Le pouvoir de la perception

La réalité n’est qu’une illusion bien que très persistante: Albert Einstein

Le vide … Vivre la délivrance c’est vivre l’état d’inconscience, c’est faire le vide dans son esprit avant de faire le vide autour de soi.

De temps en temps, on aimerait bien changer nos expériences de vie mais comme disait Laurent Levy, on ne peut pas changer à partir d’un jugement. En acceptant totalement l’expérience telle quelle est, et il y aura changement. Si non, cela vous amène dans un état de dualité, comme si vous n’accepteriez pas une partie de vous-même, de votre êtreté, de votre globalité.

Tout est expérience dans le champ de la perception alors retournons au seul pouvoir que nous avons, le pouvoir de la perception et découvrons la réalité absolue qui la perçoit. Investiguons sur le « je » qui n’existait pas avant la naissance des parents. Investiguons aussi sur la perception intime qui se reflète à travers vos états de paix et de peur.

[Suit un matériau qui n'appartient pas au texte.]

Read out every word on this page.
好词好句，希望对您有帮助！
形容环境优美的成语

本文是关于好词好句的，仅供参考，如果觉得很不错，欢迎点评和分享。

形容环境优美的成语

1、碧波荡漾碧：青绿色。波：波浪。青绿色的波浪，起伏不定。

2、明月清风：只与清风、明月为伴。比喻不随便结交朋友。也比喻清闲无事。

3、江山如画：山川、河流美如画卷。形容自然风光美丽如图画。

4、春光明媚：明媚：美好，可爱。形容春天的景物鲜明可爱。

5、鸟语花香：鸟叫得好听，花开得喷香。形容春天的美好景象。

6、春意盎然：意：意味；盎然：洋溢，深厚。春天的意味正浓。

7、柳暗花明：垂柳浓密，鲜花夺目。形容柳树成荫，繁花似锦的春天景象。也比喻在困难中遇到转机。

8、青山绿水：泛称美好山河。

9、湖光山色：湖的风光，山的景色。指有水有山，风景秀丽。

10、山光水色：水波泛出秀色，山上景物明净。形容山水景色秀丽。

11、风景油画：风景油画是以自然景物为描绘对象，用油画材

Rien n’apparaît en dehors des sens de la perception, comme il n’existe rien en dehors de la conscience. Seulement nos projections sont si fortes que nous rendons la vie illusoirement réelle et l’ignorance est de s’identifier à ceci ou à cela.  

Du vide au plein

Amour … Stopper l’élan de son cœur n’est-ce pas nier l’existence de l’amour ?

Parler de croissance personnelle ou d’évolution n’a plus sa raison d’être ici. Je préfère le terme « décroissance » du faux « je, me moi » vendu à la division. Naturellement s’amorce un processus de dissolution de toutes les conceptions, les valeurs et les principes basés sur le faux ‘je » de la personne. Attendez-vous à vivre le vide des perceptions familière et le plein de la conscience pure.

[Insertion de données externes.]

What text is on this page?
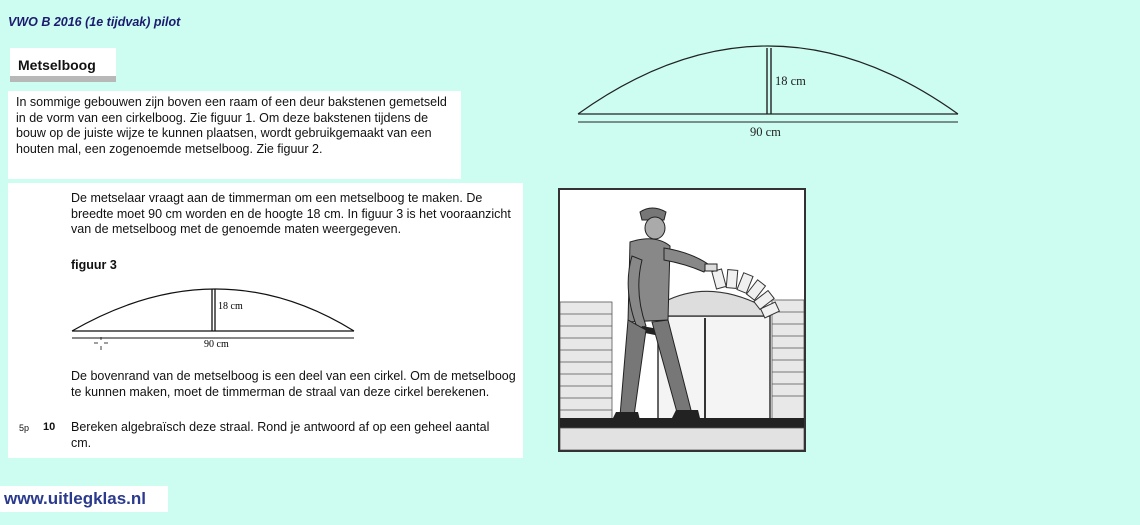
VWO B 2016 (1e tijdvak) pilot
Metselboog

In sommige gebouwen zijn boven een raam of een deur bakstenen gemetseld in de vorm van een cirkelboog. Zie figuur 1. Om deze bakstenen tijdens de bouw op de juiste wijze te kunnen plaatsen, wordt gebruikgemaakt van een houten mal, een zogenoemde metselboog. Zie figuur 2.

De metselaar vraagt aan de timmerman om een metselboog te maken. De breedte moet 90 cm worden en de hoogte 18 cm. In figuur 3 is het vooraanzicht van de metselboog met de genoemde maten weergegeven.

figuur 3
18 cm
90 cm

De bovenrand van de metselboog is een deel van een cirkel. Om de metselboog te kunnen maken, moet de timmerman de straal van deze cirkel berekenen.

5p 10 Bereken algebraïsch deze straal. Rond je antwoord af op een geheel aantal cm.

18 cm
90 cm
www.uitlegklas.nl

Nos résistances sur le monde tombent comme des mouches une à une et le Témoin issu de la vraie réalité devient de plus en plus palpable chez vous. Nous arrêtons de faire semblant de jouer notre vie et nous sommes dans la gratitude du mouvement présent, libre, transcendant tous concepts. Soyez sans idées.

Après la reconnaissance de notre identité profonde, ce personnage biographique continue à se dévoiler progressivement, comme le scénario d’un film sur un écran mental. Chaque fragment de séparation, dissimulé dans les labyrinthes de la mémoire, surgit en temps et lieu pour être mis en conscience. Toutes ces parcelles de vies ou mémoires refoulées resurgiront un jour ou l’autre mais il est gardé en mémoire la fondation que vous êtes est toujours là.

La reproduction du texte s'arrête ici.